Das harte Ringen um eine Nationale Demenzstrategie

und was nun noch zu tun ist Bundesgesundheitsminister Jens Spahn hat vergangene Woche den offiziellen Startschuss für die „Nationale Demenzstrategie“ gegeben. Mit dieser Strategie verpflichten sich die beteiligten Akteure auf Maßnahmen, die das Leben von Menschen mit Demenz und ihren Angehörigen verbessern sollen – und zwar in jedem Stadium der Krankheit.
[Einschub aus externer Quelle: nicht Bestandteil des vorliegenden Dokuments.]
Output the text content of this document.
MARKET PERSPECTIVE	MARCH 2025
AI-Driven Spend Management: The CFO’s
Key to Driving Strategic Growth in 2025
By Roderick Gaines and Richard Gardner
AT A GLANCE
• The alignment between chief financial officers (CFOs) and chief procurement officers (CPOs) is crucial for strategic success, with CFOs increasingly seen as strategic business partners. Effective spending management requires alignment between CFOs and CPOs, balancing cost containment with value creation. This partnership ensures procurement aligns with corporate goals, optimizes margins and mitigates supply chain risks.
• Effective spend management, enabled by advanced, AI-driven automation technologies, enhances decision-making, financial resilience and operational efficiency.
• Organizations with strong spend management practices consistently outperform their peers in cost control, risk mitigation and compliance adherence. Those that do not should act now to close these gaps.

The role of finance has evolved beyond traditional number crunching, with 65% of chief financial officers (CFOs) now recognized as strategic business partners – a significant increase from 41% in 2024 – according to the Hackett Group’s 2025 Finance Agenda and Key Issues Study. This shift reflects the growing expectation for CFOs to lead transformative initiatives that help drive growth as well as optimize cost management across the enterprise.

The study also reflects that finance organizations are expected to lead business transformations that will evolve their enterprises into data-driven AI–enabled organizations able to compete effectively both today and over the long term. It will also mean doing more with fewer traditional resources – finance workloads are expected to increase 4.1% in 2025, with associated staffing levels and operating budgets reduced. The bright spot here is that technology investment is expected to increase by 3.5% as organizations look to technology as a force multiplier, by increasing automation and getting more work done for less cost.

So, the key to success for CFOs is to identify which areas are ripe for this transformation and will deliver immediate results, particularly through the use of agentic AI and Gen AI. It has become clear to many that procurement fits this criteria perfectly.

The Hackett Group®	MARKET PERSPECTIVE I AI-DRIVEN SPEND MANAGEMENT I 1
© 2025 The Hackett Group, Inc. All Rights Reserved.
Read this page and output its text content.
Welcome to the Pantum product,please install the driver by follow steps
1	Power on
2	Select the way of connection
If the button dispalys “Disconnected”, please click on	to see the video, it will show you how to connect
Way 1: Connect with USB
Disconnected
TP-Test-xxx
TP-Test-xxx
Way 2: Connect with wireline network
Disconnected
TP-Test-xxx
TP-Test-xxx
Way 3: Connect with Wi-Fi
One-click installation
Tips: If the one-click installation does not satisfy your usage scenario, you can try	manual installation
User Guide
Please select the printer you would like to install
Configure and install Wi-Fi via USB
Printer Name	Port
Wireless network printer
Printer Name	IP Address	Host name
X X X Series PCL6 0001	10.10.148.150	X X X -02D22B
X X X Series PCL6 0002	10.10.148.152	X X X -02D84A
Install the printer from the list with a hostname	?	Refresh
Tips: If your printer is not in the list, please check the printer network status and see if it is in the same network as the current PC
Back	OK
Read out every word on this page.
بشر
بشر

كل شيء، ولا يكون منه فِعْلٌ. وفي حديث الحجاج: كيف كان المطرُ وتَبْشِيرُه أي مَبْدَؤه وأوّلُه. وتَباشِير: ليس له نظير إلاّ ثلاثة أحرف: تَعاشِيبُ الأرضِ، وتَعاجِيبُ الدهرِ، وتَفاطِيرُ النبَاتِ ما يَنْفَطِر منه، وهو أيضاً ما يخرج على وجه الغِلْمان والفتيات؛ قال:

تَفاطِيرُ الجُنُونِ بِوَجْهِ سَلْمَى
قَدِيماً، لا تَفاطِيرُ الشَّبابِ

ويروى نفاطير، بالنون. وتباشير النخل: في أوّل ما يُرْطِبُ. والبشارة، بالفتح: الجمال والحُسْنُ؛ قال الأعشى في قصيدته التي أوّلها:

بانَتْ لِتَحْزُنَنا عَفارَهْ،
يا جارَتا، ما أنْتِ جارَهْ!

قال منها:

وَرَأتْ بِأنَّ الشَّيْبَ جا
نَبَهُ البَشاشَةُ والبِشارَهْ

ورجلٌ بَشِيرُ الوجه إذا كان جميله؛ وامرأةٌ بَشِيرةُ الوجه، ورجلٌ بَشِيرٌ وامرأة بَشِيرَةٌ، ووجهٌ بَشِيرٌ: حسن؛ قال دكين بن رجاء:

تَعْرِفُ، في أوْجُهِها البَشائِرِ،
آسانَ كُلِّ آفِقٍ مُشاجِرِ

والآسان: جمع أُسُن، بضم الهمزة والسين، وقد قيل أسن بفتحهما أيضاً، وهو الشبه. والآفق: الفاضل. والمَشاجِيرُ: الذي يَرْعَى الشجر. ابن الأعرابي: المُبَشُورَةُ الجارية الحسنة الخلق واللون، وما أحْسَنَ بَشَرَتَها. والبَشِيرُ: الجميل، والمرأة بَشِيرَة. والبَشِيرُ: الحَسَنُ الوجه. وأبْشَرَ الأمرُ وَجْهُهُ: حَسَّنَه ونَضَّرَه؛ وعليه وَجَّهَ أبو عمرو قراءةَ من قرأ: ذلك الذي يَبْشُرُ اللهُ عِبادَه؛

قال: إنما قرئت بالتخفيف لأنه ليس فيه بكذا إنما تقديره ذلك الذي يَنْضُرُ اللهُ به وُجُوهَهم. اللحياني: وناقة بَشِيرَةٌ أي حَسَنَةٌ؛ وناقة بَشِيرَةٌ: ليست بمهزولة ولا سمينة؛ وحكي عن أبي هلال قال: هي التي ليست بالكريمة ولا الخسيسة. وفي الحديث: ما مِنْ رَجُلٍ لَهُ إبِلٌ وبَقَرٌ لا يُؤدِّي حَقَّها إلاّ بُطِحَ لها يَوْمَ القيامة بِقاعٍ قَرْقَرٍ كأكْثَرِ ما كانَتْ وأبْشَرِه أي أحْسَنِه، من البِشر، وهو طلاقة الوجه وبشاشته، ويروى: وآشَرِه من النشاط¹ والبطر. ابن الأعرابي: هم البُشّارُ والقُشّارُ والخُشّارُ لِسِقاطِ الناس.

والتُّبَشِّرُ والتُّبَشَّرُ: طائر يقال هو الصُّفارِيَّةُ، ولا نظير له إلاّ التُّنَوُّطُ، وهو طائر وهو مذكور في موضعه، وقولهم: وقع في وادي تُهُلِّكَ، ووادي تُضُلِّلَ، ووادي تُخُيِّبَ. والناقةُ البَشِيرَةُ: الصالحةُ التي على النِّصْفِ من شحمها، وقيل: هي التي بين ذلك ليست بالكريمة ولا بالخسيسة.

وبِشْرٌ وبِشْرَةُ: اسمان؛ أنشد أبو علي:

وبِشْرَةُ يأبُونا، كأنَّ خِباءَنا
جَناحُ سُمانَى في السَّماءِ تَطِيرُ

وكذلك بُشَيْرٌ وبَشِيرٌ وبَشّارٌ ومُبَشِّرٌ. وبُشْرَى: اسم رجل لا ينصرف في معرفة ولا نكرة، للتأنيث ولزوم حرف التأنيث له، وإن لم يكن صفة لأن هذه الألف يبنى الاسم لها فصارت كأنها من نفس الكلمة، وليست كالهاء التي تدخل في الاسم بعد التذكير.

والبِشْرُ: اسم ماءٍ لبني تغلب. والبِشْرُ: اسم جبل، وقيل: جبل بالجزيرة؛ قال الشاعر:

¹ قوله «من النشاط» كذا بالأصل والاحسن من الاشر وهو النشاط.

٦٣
Das geht los beim ersten Hausbesuch, wenn die Diagnose vorliegt, über die ärztliche Versorgung und die psychosoziale Beratung inklusive der Angehörigen sowie die Pflege in schweren Stadien der Krankheit bis hin zur würdigen Sterbebegleitung. Und auch Haus- und Fachärzte sollen bei der Versorgung von Demenzkranken stärker unterstützt werden, etwa indem „professionelle Netzwerke“ für Demenzkranke – bestehend aus Ärzten, Pflegeheimen und Pflegediensten – finanziell stärker unterstützten und ausgebaut werden. Erarbeitet wurde die Strategie, die 27 Ziele und Unterziele mit 162 konkreten Einzelmaßnahmen umfasst, unter Federführung des Bundesfamilienministeriums und des Bundesgesundheitsministeriums und unter dem Co-Vorsitz der Deutschen Alzheimer Gesellschaft. Daneben waren ebenfalls das Bundesministerium für Bildung und Forschung, die Länder, Verbände der Pflege und des Gesundheitswesens, der Wissenschaft und der Zivilgesellschaft involviert. Im Podcast-Gespräch erzählt Monika Kaus, die Vorsitzende der Deutschen Alzheimer Gesellschaft, wie schwer es mitunter war, alle Akteure und ihre Interessen unter einen Hut zu bekommen, was bei der Strategie dennoch fehlt und wie nun den schönen Worten echte Taten folgen sollen.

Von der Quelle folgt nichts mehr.